I listened to scarred man with AIDs talk about living very close to death, and I was close to death again, but not in those wars I had sought out in Central America and Africa and Southeast Asia but in the bosom of this family that I liked to think was something I had left behind and had nothing now to do with me. As dead as Cousin Margaret, the second cousin down.
And my twin brother came into it, in the CIA with people who were out to kill me, and I was in a scene I had thought of every day of my life but somehow did not realize I was thinking of it – two years old in a Pullman drawing room on an old steam train following a single track line that since the 19th century had led right up into the White Mountains of New Hampshire, and I was in a top bunk, and knew that if I pressed a button up there it might bring help but I could not press it, though there was non-verbal moaning and screeching in that train compartment with my mother and material grandmother and twin brother, and there was, it soon came back to me, the smell of fresh blood.
A woman talked of how her father always had a special meal for himself that no one in the family could touch, filet mignon, for instance, when the rest were getting leathery liver – and this shot me back not to the exact same thing happening but to the recent time in dreary Florida when my father lay dying in a third rate hospital, his chest an open red and green blood and pus cancer wound, and no one in the family except my then wife and me would go the hospital for they said he would not know if they came or not.
They ignored what my wife and I said, which was that we had seen him respond to names and kindness. We has heard him ask for them.
And in all the stories I heard of posturing members of family, military people, academic people, rich people, poor people I kept landing on what was sacrosanct in the family – one of many things which I had convinced myself could not have any effect on me in any present time.

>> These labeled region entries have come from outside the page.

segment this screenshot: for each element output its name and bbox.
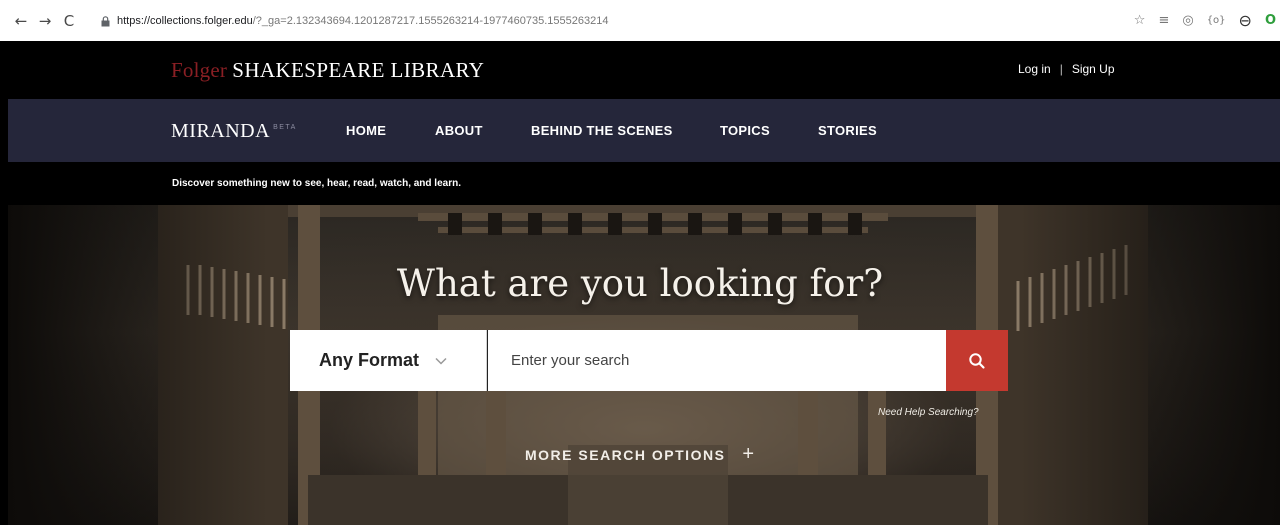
site-header: Folger SHAKESPEARE LIBRARY Log in | Sign…: [8, 41, 1280, 99]
logo-folger-text: Folger: [171, 58, 228, 82]
format-dropdown[interactable]: Any Format: [290, 330, 487, 391]
search-button[interactable]: [946, 330, 1008, 391]
address-bar[interactable]: https://collections.folger.edu/?_ga=2.13…: [93, 10, 1183, 32]
extension-icon[interactable]: ≡: [1158, 13, 1169, 28]
lock-icon: [101, 15, 110, 26]
auth-links: Log in | Sign Up: [1018, 62, 1115, 76]
auth-separator: |: [1059, 62, 1063, 76]
search-bar: Any Format: [290, 330, 1008, 391]
nav-stories[interactable]: STORIES: [818, 123, 877, 138]
forward-arrow-icon[interactable]: →: [36, 12, 54, 30]
signup-link[interactable]: Sign Up: [1072, 62, 1115, 76]
green-extension-icon[interactable]: O: [1265, 13, 1276, 28]
browser-toolbar: ← → C https://collections.folger.edu/?_g…: [0, 0, 1280, 41]
nav-behind-the-scenes[interactable]: BEHIND THE SCENES: [531, 123, 673, 138]
back-arrow-icon[interactable]: ←: [12, 12, 30, 30]
format-value: Any Format: [319, 350, 420, 370]
search-help-link[interactable]: Need Help Searching?: [878, 407, 979, 418]
url-query: /?_ga=2.132343694.1201287217.1555263214-…: [252, 15, 609, 27]
beta-badge: BETA: [273, 124, 297, 132]
main-navigation: MIRANDA BETA HOME ABOUT BEHIND THE SCENES…: [8, 99, 1280, 162]
nav-topics[interactable]: TOPICS: [720, 123, 770, 138]
miranda-brand[interactable]: MIRANDA BETA: [171, 120, 297, 143]
plus-icon: +: [742, 443, 755, 465]
more-options-label: MORE SEARCH OPTIONS: [525, 446, 726, 463]
login-link[interactable]: Log in: [1018, 62, 1051, 76]
hero-title: What are you looking for?: [396, 262, 884, 305]
eye-extension-icon[interactable]: ◎: [1182, 13, 1193, 28]
tagline-text: Discover something new to see, hear, rea…: [172, 178, 461, 189]
reload-icon[interactable]: C: [60, 12, 78, 30]
nav-about[interactable]: ABOUT: [435, 123, 483, 138]
star-icon[interactable]: ☆: [1134, 13, 1146, 28]
tagline-bar: Discover something new to see, hear, rea…: [8, 162, 1280, 205]
account-icon[interactable]: ⊖: [1239, 11, 1252, 30]
search-input[interactable]: [487, 330, 946, 391]
chevron-down-icon: [435, 357, 447, 365]
logo-library-text: SHAKESPEARE LIBRARY: [232, 58, 485, 82]
url-host: https://collections.folger.edu: [117, 15, 253, 27]
nav-home[interactable]: HOME: [346, 123, 386, 138]
more-search-options-button[interactable]: MORE SEARCH OPTIONS +: [525, 443, 754, 466]
folger-logo[interactable]: Folger SHAKESPEARE LIBRARY: [171, 58, 484, 83]
search-icon: [969, 352, 985, 369]
brand-name: MIRANDA: [171, 120, 271, 142]
code-extension-icon[interactable]: {o}: [1207, 15, 1226, 26]
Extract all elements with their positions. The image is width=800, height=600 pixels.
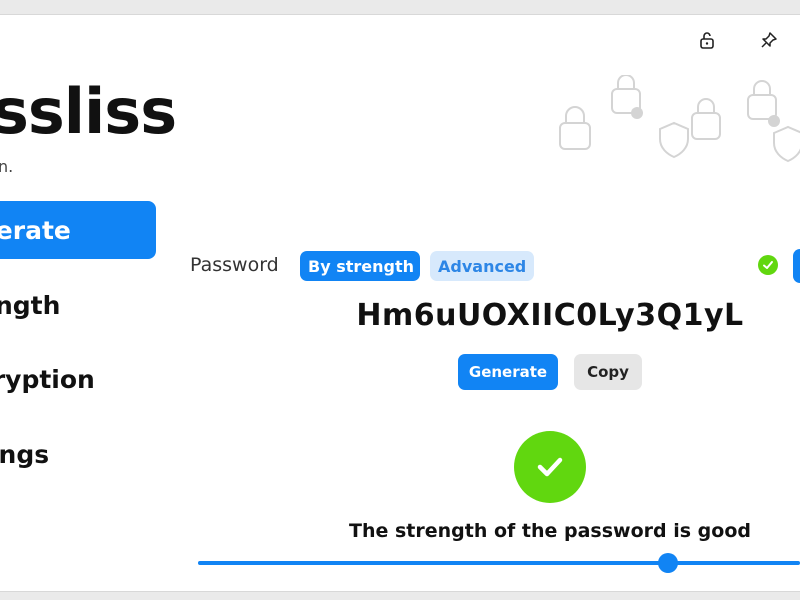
- app-title: ssliss: [0, 75, 177, 148]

And I was back there at seven not quilte knowing what was happening when my grandfather made up the crucial family story that his son-in-law had gone down in flames in the Battle of Briton when, as I knew now, and they must have known back then, the son-in-law and another RAF guy had climbed a fence onto an airfield and tried to take a fighter plane up while drunk, and both were dead in moments.
And why long before my grandfather’s stroke it was so clear at White Pines that fatal things had happened and were still happening.
Death. Death. Death.
Death kept coming into these reborn memories.